あんのよしなしごと

三谷幸喜さんの作品の感想、本の感想、映像作品や音楽の感想などをつづったブログです。

【読書感想】『レインツリーの国』 有川 浩

 

レインツリーの国 (新潮文庫)

レインツリーの国 (新潮文庫)

 

 

好きだからこそ、傷つけあっても彼女の殻を壊したい

好きな小説が同じだったという共通点で、ネットで出会った二人。

メールで意気投合し、実際に会ってみたくなった彼に対して、コミュニケーションに関わるとある事情を抱えていた彼女がその事情を隠してリアルのコミュニケーションに踏み出したら・・・?

彼女が、事情を隠して会いたい気持ちはすごくよくわかります。バレなければ、普通の女の子でいられる。

自分は普通とは違うと散々思わされてきた彼女にとって、普通であることは一つの理想の自分だから。

でも、彼にはバレてしまう。そして彼は気にしないという。

彼女は自分といると彼も一緒にいやな思いをさせてしまうと彼を遠ざけようとしたり、彼に自分の苦しみはわかるはずがないと、何とかして彼女と分かり合いたいと思う彼を傷つけるようなことも言います。

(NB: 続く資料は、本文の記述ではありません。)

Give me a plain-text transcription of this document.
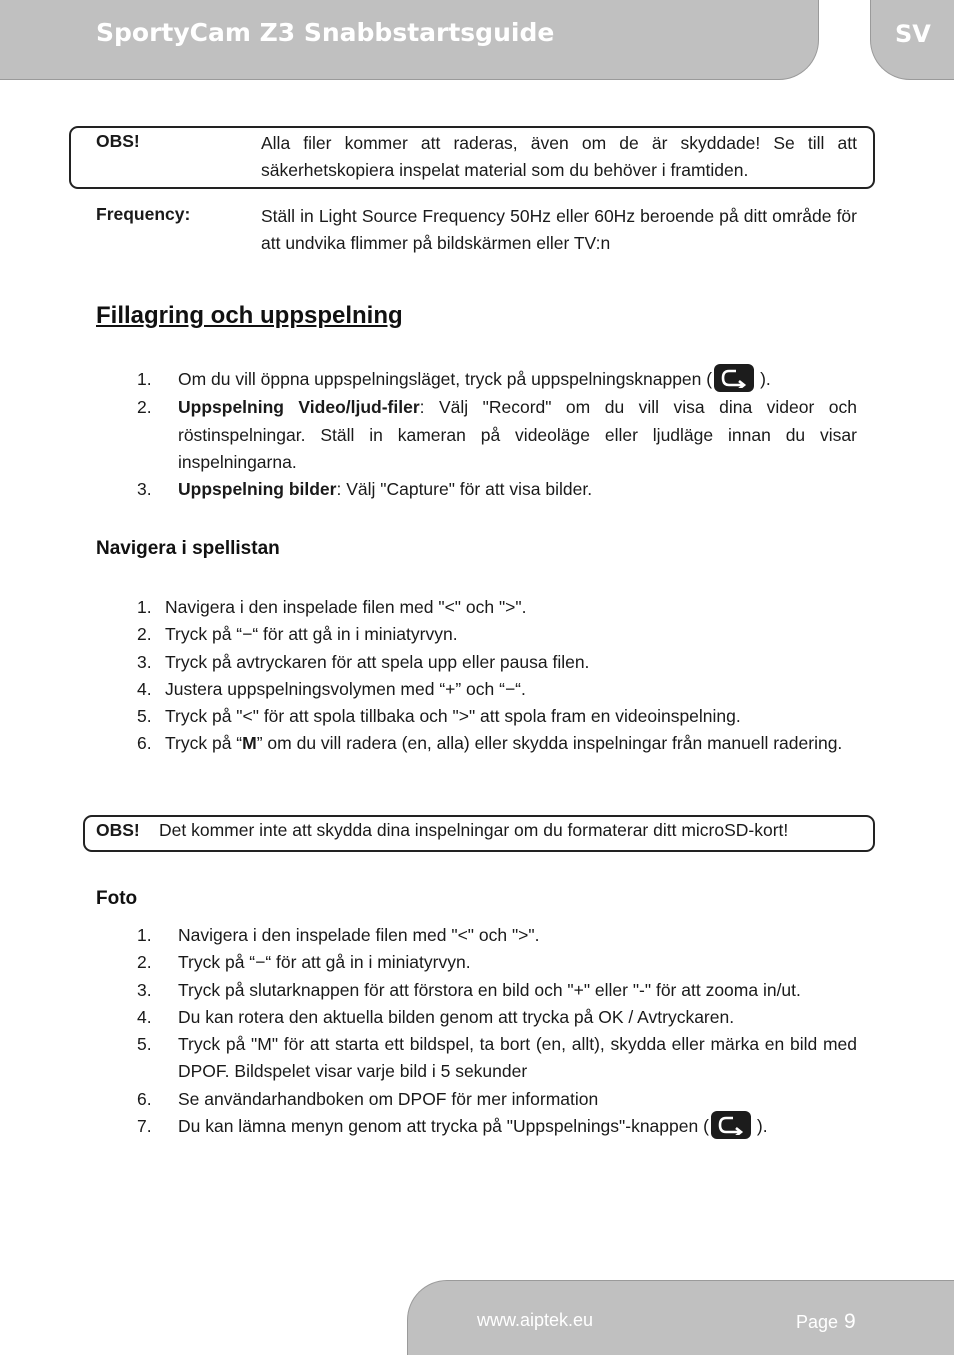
SportyCam Z3 Snabbstartsguide	SV
OBS!	Alla filer kommer att raderas, även om de är skyddade! Se till att säkerhetskopiera inspelat material som du behöver i framtiden.
Frequency:	Ställ in Light Source Frequency 50Hz eller 60Hz beroende på ditt område för att undvika flimmer på bildskärmen eller TV:n
Fillagring och uppspelning
1. Om du vill öppna uppspelningsläget, tryck på uppspelningsknappen (	).
2. Uppspelning Video/ljud-filer: Välj "Record" om du vill visa dina videor och röstinspelningar. Ställ in kameran på videoläge eller ljudläge innan du visar inspelningarna.
3. Uppspelning bilder: Välj "Capture" för att visa bilder.
Navigera i spellistan
1. Navigera i den inspelade filen med "<" och ">".
2. Tryck på “−“ för att gå in i miniatyrvyn.
3. Tryck på avtryckaren för att spela upp eller pausa filen.
4. Justera uppspelningsvolymen med “+” och “−“.
5. Tryck på "<" för att spola tillbaka och ">" att spola fram en videoinspelning.
6. Tryck på “M” om du vill radera (en, alla) eller skydda inspelningar från manuell radering.
OBS! Det kommer inte att skydda dina inspelningar om du formaterar ditt microSD-kort!
Foto
1. Navigera i den inspelade filen med "<" och ">".
2. Tryck på “−“ för att gå in i miniatyrvyn.
3. Tryck på slutarknappen för att förstora en bild och "+" eller "-" för att zooma in/ut.
4. Du kan rotera den aktuella bilden genom att trycka på OK / Avtryckaren.
5. Tryck på "M" för att starta ett bildspel, ta bort (en, allt), skydda eller märka en bild med DPOF. Bildspelet visar varje bild i 5 sekunder
6. Se användarhandboken om DPOF för mer information
7. Du kan lämna menyn genom att trycka på "Uppspelnings"-knappen (	).
www.aiptek.eu	Page 9
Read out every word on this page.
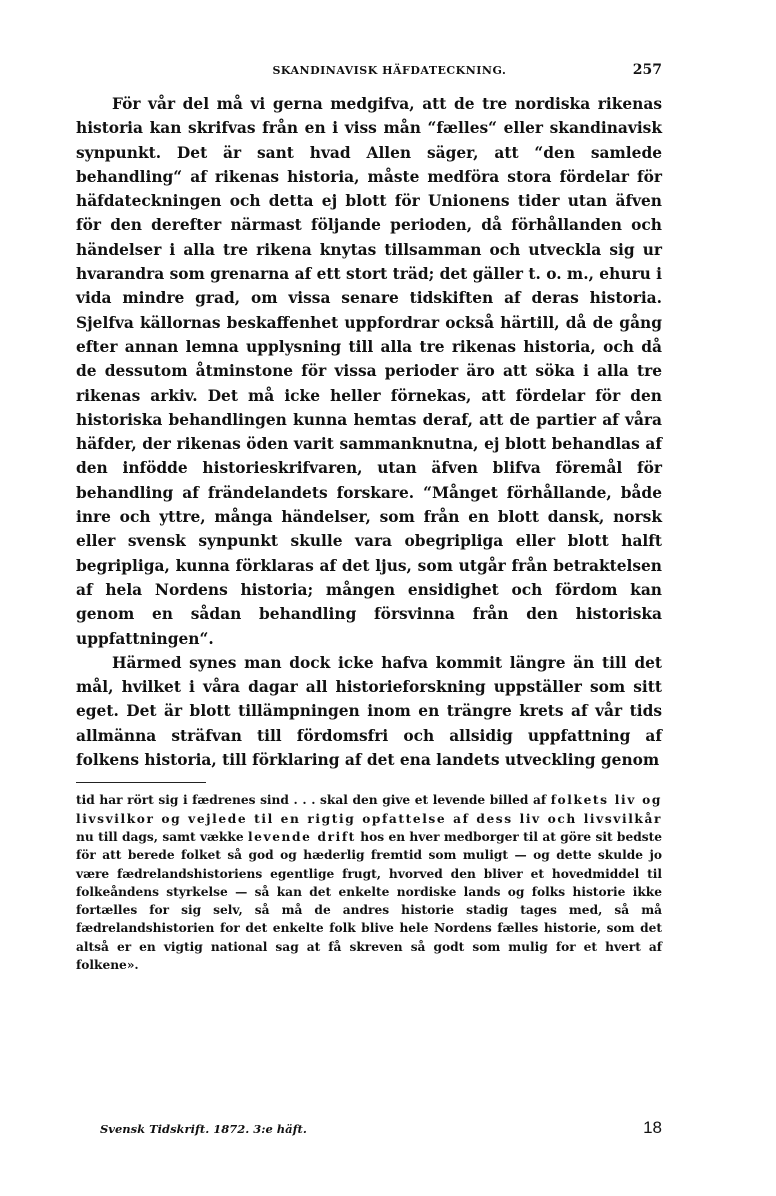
SKANDINAVISK HÄFDATECKNING.	257

För vår del må vi gerna medgifva, att de tre nordiska rikenas historia kan skrifvas från en i viss mån “fælles“ eller skandinavisk synpunkt. Det är sant hvad Allen säger, att “den samlede behandling“ af rikenas historia, måste medföra stora fördelar för häfdateckningen och detta ej blott för Unionens tider utan äfven för den derefter närmast följande perioden, då förhållanden och händelser i alla tre rikena knytas tillsamman och utveckla sig ur hvarandra som grenarna af ett stort träd; det gäller t. o. m., ehuru i vida mindre grad, om vissa senare tidskiften af deras historia. Sjelfva källornas beskaffenhet uppfordrar också härtill, då de gång efter annan lemna upplysning till alla tre rikenas historia, och då de dessutom åtminstone för vissa perioder äro att söka i alla tre rikenas arkiv. Det må icke heller förnekas, att fördelar för den historiska behandlingen kunna hemtas deraf, att de partier af våra häfder, der rikenas öden varit sammanknutna, ej blott behandlas af den infödde historieskrifvaren, utan äfven blifva föremål för behandling af frändelandets forskare. “Månget förhållande, både inre och yttre, många händelser, som från en blott dansk, norsk eller svensk synpunkt skulle vara obegripliga eller blott halft begripliga, kunna förklaras af det ljus, som utgår från betraktelsen af hela Nordens historia; mången ensidighet och fördom kan genom en sådan behandling försvinna från den historiska uppfattningen“.

Härmed synes man dock icke hafva kommit längre än till det mål, hvilket i våra dagar all historieforskning uppställer som sitt eget. Det är blott tillämpningen inom en trängre krets af vår tids allmänna sträfvan till fördomsfri och allsidig uppfattning af folkens historia, till förklaring af det ena landets utveckling genom

tid har rört sig i fædrenes sind . . . skal den give et levende billed af folkets liv og livsvilkor og vejlede til en rigtig opfattelse af dess liv och livsvilkår nu till dags, samt vække levende drift hos en hver medborger til at göre sit bedste för att berede folket så god og hæderlig fremtid som muligt — og dette skulde jo være fædrelandshistoriens egentlige frugt, hvorved den bliver et hovedmiddel til folkeåndens styrkelse — så kan det enkelte nordiske lands og folks historie ikke fortælles for sig selv, så må de andres historie stadig tages med, så må fædrelandshistorien for det enkelte folk blive hele Nordens fælles historie, som det altså er en vigtig national sag at få skreven så godt som mulig for et hvert af folkene».
Svensk Tidskrift. 1872. 3:e häft.	18
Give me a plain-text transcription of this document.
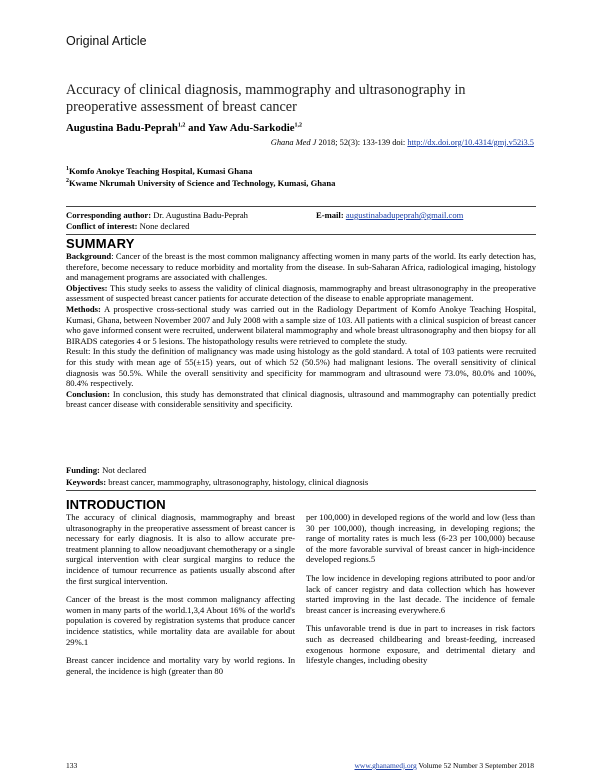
Original Article
Accuracy of clinical diagnosis, mammography and ultrasonography in preoperative assessment of breast cancer
Augustina Badu-Peprah$^{1,2}$ and Yaw Adu-Sarkodie$^{1,2}$
Ghana Med J 2018; 52(3): 133-139 doi: http://dx.doi.org/10.4314/gmj.v52i3.5
$^1$Komfo Anokye Teaching Hospital, Kumasi Ghana
$^2$Kwame Nkrumah University of Science and Technology, Kumasi, Ghana
Corresponding author: Dr. Augustina Badu-Peprah	E-mail: augustinabadupeprah@gmail.com
Conflict of interest: None declared
SUMMARY

Background: Cancer of the breast is the most common malignancy affecting women in many parts of the world. Its early detection has, therefore, become necessary to reduce morbidity and mortality from the disease. In sub-Saharan Africa, radiological imaging, histology and management programs are associated with challenges.

Objectives: This study seeks to assess the validity of clinical diagnosis, mammography and breast ultrasonography in the preoperative assessment of suspected breast cancer patients for accurate detection of the disease to enable appropriate management.

Methods: A prospective cross-sectional study was carried out in the Radiology Department of Komfo Anokye Teaching Hospital, Kumasi, Ghana, between November 2007 and July 2008 with a sample size of 103. All patients with a clinical suspicion of breast cancer who gave informed consent were recruited, underwent bilateral mammography and whole breast ultrasonography and then biopsy for all BIRADS categories 4 or 5 lesions. The histopathology results were retrieved to complete the study.

Result: In this study the definition of malignancy was made using histology as the gold standard. A total of 103 patients were recruited for this study with mean age of 55(±15) years, out of which 52 (50.5%) had malignant lesions. The overall sensitivity of clinical diagnosis was 50.5%. While the overall sensitivity and specificity for mammogram and ultrasound were 73.0%, 80.0% and 100%, 80.4% respectively.

Conclusion: In conclusion, this study has demonstrated that clinical diagnosis, ultrasound and mammography can potentially predict breast cancer disease with considerable sensitivity and specificity.

Funding: Not declared
Keywords: breast cancer, mammography, ultrasonography, histology, clinical diagnosis
INTRODUCTION

The accuracy of clinical diagnosis, mammography and breast ultrasonography in the preoperative assessment of breast cancer is necessary for early diagnosis. It is also to allow accurate pre-treatment planning to allow neoadjuvant chemotherapy or a single surgical intervention with clear surgical margins to reduce the incidence of tumour recurrence as patients usually abscond after the first surgical intervention.

Cancer of the breast is the most common malignancy affecting women in many parts of the world.1,3,4 About 16% of the world's population is covered by registration systems that produce cancer incidence statistics, while mortality data are available for about 29%.1

Breast cancer incidence and mortality vary by world regions. In general, the incidence is high (greater than 80

per 100,000) in developed regions of the world and low (less than 30 per 100,000), though increasing, in developing regions; the range of mortality rates is much less (6-23 per 100,000) because of the more favorable survival of breast cancer in high-incidence developed regions.5

The low incidence in developing regions attributed to poor and/or lack of cancer registry and data collection which has however started improving in the last decade. The incidence of female breast cancer is increasing everywhere.6

This unfavorable trend is due in part to increases in risk factors such as decreased childbearing and breast-feeding, increased exogenous hormone exposure, and detrimental dietary and lifestyle changes, including obesity

133	www.ghanamedj.org Volume 52 Number 3 September 2018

そんな彼女の殻をこじ開けようとする彼の、直球ど真ん中、時には暴投ともいえるアプローチに彼女はどう応えていくのか・・・

お互いが深く想いあっているこそ、ぶつかっても傷つけあっても向き合い続けるふたりはどうなるのでしょうか? 読んでいてやきもきしながらも、彼のストレートな愛情にあっぱれです。